Dua etmenin de olumlu etkisi olduğunu gözlemleyen Emoto, bir gölün dua etmeden önce ve duadan sonra su örneklerini fotoğrafladı. Duadan sonra su kristali daha berrak ve net bir şekil aldı.
 
Emoto, televizyon, bilgisayar, cep telefonu, mikrodalga fırın gibi elektromanyetik dalgaların suya verdiği zararı da çektiği fotoğraflarla belgeledi. Çektiği fotoğraflarda çok şaşırtıcı bir benzerlikle karşılaştı. Suyun Gizli Mesajı’nda yazdığı gibi bu benzerlik şöyle: “Mikrodalga fırında ısıtılan damıtılmış su, “şeytan” sözcüğü karşısında elde edilene benzer bir kristal oluşturdu.”

Su insan vücudunun da parçası

Emoto, “Suyun Gizli Mesajı” kitabında, su ile yaptığı çalışmanın insan dünyasına da ışık tuttuğunu şu sözlerle ifade ediyor: “İnsan bedeninin ortalama yüzde yetmişi sudan oluşur... Başka bir deyişle bizler büyük kısmı sudan oluşmuş varlıklarız.... İnsanın mutlu ve sağlıklı bir hayat sürmesinin yolu bedeninde bulunan yüzde yetmiş oranında suyun saflaştırılmasından geçer.... Sürgit devinim halinde olan akarsular nispeten saf kalmayı başarmıştır. Durgun su ölüdür. Hasta bir bedende suyun – ya da kanın – dolaşımı genellikle durağan hale geçmiştir.

Peki ama bedenimizdeki kan akışı neden durağan hale gelir?
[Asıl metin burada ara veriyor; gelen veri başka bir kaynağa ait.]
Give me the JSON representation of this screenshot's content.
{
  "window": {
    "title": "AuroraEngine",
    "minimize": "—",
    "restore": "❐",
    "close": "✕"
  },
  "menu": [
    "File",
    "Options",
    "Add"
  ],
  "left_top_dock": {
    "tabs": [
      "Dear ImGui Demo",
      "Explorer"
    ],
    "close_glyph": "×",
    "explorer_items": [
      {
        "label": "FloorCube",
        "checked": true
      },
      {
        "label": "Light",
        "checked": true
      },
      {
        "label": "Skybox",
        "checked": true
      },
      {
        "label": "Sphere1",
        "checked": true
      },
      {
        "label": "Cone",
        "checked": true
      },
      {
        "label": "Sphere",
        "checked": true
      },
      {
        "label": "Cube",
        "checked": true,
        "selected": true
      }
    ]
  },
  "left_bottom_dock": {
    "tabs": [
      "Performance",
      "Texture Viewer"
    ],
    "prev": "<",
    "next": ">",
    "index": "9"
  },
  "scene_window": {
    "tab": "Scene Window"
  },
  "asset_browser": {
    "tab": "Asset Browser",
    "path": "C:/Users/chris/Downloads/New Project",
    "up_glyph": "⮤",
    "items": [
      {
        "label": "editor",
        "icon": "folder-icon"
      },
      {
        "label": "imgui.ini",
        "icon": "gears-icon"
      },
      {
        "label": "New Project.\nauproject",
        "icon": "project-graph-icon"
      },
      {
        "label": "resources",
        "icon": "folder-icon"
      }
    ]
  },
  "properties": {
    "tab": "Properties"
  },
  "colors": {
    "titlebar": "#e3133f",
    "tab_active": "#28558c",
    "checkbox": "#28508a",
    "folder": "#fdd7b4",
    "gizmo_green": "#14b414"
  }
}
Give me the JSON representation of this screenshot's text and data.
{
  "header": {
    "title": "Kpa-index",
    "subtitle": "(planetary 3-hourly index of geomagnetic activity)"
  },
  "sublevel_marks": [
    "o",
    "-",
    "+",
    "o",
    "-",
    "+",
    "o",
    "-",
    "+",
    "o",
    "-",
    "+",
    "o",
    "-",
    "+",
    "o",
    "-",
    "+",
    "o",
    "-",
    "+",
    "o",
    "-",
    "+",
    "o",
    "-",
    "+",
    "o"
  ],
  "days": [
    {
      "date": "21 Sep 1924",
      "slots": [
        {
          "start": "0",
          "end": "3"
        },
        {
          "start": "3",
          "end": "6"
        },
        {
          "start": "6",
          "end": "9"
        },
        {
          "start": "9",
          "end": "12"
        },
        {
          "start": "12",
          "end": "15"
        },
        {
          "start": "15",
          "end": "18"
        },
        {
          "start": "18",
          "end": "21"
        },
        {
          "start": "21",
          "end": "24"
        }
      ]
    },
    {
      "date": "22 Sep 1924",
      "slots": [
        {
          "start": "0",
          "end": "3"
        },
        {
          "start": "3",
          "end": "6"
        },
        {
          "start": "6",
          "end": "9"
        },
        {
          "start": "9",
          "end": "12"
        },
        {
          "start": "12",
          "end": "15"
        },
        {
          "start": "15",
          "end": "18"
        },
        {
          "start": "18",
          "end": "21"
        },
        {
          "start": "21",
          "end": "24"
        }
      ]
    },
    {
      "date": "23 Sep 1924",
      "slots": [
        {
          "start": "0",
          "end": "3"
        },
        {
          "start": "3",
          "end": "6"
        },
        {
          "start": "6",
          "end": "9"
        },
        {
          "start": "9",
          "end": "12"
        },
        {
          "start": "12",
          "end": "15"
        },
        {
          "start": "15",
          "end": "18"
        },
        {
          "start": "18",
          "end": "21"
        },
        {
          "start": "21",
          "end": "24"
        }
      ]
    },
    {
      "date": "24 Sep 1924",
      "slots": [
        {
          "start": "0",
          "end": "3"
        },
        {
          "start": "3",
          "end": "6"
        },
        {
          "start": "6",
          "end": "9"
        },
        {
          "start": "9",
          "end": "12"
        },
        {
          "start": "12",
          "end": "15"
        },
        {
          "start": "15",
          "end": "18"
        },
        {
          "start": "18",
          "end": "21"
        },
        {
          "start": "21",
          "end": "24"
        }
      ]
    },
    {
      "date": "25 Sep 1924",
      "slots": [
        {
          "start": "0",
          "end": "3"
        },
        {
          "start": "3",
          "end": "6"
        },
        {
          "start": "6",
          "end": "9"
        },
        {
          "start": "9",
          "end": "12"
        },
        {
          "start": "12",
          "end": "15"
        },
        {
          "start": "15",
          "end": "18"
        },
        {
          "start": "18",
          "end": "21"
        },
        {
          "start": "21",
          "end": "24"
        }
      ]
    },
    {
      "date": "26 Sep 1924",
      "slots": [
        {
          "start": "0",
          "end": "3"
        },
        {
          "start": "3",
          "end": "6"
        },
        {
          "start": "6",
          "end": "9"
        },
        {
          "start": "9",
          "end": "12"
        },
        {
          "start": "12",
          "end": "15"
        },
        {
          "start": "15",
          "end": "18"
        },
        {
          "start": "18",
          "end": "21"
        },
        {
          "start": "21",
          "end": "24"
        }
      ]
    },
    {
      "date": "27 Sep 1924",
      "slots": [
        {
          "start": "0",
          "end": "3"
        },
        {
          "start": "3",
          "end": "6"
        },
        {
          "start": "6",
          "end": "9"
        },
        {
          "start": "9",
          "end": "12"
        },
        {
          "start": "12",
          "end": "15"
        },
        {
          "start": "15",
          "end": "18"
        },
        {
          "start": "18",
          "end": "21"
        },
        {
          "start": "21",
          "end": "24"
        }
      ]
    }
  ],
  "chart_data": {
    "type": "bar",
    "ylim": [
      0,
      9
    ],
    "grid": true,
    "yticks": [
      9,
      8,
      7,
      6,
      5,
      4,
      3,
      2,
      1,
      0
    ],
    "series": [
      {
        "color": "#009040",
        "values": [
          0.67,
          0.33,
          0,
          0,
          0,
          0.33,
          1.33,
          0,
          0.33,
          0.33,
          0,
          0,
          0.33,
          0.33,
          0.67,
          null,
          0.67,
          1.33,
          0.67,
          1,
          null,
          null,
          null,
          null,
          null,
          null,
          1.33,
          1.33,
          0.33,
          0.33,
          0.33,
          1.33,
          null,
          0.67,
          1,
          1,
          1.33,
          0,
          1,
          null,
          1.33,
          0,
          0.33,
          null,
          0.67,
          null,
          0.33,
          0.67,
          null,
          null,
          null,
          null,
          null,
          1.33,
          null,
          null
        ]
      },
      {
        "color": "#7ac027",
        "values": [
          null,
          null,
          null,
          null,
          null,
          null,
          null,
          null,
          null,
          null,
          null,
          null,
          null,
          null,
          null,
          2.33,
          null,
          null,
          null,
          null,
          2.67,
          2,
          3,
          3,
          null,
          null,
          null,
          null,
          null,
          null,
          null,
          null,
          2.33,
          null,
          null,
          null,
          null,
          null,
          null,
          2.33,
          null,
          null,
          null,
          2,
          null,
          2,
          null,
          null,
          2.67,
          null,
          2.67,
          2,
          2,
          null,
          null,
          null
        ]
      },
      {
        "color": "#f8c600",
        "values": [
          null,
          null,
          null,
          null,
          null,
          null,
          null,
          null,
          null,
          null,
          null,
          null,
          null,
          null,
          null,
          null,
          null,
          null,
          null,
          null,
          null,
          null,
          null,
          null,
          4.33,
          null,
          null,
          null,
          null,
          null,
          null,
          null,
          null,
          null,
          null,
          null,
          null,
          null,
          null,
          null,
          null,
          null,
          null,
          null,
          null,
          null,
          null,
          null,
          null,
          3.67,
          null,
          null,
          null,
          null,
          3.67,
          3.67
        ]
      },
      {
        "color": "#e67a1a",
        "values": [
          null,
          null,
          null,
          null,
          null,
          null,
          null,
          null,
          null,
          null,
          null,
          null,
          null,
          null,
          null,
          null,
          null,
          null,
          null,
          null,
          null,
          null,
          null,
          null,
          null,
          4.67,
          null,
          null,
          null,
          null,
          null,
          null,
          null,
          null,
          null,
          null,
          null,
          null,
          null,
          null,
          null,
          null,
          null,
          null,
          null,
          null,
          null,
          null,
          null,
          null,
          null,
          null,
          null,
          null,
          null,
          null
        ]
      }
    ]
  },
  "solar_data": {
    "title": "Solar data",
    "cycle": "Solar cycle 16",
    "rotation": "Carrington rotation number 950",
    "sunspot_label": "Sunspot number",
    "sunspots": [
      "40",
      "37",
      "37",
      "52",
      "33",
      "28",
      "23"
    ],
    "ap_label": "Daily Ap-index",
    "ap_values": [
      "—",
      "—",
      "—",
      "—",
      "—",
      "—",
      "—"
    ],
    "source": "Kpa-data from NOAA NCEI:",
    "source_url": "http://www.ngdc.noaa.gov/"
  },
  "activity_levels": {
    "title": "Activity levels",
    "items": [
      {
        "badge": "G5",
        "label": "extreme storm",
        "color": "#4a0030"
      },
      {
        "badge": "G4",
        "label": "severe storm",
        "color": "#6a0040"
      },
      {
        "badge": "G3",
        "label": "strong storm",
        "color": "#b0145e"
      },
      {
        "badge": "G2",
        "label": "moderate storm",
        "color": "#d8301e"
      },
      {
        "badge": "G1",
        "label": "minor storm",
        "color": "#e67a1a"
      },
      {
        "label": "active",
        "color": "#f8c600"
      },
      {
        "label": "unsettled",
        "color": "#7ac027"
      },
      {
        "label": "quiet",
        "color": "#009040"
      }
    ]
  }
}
Bu durumun duygularımızın durağanlaşmasıyla doğrudan ilişkisi var. Bilimsel araştırmalar ruh halimizin ya da zihinsel durumumuzun bedenimizi doğrudan etkilediğini uzun zaman önce ortaya koydu. İçiniz yaşama sevinciyle doluyken, hayattan zevk alırken kendinizi fiziksel olarak da çok iyi hissedersiniz ama üzüntülü ya da kederli olduğunuzda bedeniniz bunu bilir.”

“Hastalıklar toplumun yozlaşmasıyla bağlantılı”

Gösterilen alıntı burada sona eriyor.